Derivative of Action Integral Equals Generalized Momentum?

[shinobi20]

Homework Statement

I need to find the partial derivative of the action S with respect to the generalized coordinate q(tf) and according to my textbook, it should equal the generalized momentum p(tf). How can I derive this?

Homework Equations

S = integral of L dt, with boundary ti to tf. (ti and tf are initial and final times)
qi = 0 (initial generalized coordinate)

The Attempt at a Solution

I took the partial derivative of both sides with respect to the generalized coordinate q, so the right side will have partial L partial q (which is equal to (p dot)) so I'm left with integral of (p dot) dt, but this is simple p(tf) - p(ti). Since qi = 0, p(ti) = 0. Hence partial S partial q(tf) = p(tf).

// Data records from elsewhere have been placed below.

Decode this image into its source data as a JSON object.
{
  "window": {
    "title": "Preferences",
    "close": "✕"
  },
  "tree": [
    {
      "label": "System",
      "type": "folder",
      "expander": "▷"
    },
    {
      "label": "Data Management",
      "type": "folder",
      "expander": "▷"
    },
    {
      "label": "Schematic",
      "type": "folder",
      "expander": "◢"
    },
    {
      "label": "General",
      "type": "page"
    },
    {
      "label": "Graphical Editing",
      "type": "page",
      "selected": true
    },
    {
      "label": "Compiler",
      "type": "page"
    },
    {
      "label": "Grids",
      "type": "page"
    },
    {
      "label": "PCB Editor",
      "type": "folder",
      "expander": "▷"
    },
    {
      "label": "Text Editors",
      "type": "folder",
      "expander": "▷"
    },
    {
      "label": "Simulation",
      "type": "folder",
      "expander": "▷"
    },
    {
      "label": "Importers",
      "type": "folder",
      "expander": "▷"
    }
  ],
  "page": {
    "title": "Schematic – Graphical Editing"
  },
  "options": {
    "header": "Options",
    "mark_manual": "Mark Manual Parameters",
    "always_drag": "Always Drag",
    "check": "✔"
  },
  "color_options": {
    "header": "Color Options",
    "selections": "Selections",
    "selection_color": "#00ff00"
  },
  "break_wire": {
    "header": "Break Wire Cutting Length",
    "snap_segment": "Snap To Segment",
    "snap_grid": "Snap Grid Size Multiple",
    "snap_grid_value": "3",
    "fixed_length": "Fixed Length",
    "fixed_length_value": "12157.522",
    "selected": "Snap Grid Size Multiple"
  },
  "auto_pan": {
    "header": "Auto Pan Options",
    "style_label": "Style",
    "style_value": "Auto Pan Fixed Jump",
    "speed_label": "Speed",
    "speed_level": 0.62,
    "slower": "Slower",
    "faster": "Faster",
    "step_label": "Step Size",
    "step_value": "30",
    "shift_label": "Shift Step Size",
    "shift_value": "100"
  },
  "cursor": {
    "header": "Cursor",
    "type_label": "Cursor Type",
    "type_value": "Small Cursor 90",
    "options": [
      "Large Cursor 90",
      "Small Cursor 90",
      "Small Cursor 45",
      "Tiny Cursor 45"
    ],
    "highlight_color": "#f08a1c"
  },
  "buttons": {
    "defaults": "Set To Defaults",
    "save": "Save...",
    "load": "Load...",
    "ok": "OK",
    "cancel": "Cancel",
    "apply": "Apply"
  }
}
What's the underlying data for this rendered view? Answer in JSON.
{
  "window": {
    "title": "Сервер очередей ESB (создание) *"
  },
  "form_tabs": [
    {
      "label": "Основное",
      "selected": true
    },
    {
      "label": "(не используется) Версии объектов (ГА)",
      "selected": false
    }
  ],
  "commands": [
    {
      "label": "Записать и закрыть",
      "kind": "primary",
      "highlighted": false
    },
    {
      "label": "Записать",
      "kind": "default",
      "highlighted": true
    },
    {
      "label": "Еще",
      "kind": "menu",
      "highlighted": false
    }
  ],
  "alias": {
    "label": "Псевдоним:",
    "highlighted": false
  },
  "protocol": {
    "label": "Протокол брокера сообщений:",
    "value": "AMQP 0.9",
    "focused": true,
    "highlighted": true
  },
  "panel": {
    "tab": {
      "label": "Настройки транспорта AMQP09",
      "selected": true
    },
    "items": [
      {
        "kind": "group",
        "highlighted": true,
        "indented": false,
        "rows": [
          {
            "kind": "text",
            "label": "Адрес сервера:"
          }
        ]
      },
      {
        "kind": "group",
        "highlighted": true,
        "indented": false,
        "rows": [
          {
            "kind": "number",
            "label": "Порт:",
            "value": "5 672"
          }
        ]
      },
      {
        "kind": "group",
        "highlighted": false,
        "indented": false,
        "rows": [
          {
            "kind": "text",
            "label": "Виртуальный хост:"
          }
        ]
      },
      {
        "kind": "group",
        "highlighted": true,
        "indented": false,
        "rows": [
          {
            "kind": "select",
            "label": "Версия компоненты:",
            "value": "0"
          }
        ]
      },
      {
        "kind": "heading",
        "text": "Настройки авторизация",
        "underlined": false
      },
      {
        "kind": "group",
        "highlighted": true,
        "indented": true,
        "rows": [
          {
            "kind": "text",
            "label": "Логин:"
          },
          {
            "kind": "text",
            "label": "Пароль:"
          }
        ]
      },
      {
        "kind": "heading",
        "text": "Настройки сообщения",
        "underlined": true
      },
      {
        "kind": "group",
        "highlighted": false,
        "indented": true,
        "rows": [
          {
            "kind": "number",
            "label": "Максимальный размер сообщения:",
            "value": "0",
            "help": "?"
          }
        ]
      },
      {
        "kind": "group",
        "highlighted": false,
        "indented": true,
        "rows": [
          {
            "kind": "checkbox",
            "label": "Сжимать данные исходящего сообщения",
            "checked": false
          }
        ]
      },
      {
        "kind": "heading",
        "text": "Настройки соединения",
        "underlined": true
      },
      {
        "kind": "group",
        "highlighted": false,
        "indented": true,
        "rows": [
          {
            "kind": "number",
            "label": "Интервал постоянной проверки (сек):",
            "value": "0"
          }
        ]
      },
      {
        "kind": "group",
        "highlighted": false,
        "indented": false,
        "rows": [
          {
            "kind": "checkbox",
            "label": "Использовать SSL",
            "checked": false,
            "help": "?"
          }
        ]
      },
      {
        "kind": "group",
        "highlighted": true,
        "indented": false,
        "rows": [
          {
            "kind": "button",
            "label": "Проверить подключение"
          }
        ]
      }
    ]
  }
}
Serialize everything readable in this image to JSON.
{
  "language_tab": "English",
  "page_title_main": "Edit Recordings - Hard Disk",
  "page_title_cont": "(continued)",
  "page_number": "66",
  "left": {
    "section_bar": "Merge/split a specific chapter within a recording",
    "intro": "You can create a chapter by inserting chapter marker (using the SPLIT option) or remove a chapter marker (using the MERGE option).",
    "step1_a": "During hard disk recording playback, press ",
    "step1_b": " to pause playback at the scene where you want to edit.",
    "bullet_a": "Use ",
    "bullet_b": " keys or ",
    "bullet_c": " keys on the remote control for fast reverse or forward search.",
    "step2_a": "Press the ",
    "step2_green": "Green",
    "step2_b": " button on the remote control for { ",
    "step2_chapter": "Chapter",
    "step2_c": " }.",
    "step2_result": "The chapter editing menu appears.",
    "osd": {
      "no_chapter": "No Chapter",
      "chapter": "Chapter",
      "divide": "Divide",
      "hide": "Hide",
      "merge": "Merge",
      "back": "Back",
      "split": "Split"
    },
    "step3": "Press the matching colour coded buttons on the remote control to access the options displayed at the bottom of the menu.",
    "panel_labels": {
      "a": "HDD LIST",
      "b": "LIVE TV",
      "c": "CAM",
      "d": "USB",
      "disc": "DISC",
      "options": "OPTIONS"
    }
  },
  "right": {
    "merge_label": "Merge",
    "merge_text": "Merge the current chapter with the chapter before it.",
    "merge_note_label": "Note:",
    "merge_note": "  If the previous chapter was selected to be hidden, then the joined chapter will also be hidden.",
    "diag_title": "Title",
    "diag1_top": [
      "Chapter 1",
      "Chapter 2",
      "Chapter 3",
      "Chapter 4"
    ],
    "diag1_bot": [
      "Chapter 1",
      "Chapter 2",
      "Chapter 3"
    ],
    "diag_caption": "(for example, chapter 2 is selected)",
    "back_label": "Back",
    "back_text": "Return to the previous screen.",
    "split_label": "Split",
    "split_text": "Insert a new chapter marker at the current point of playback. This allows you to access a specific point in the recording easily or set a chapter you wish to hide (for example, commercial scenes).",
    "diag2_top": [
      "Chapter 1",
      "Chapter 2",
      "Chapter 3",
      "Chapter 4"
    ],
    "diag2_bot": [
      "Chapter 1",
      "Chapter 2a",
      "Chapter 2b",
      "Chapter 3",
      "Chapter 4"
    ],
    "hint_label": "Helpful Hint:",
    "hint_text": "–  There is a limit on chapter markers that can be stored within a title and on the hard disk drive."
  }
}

Is this a possible solution? I have also uploaded my solution. Thanks.

 

[andrewkirk]

I think you can stop and declare victory as soon as you get to $p(t_f)-p(t_i)$. That's a momentum quantity, which is all that's needed.

It is not necessarily the case that $p(t_i)=0$ or that $q(t_i)=0$. Even if they were, a change of coordinates such as a shift of origin and/or a velocity boost could render them nonzero.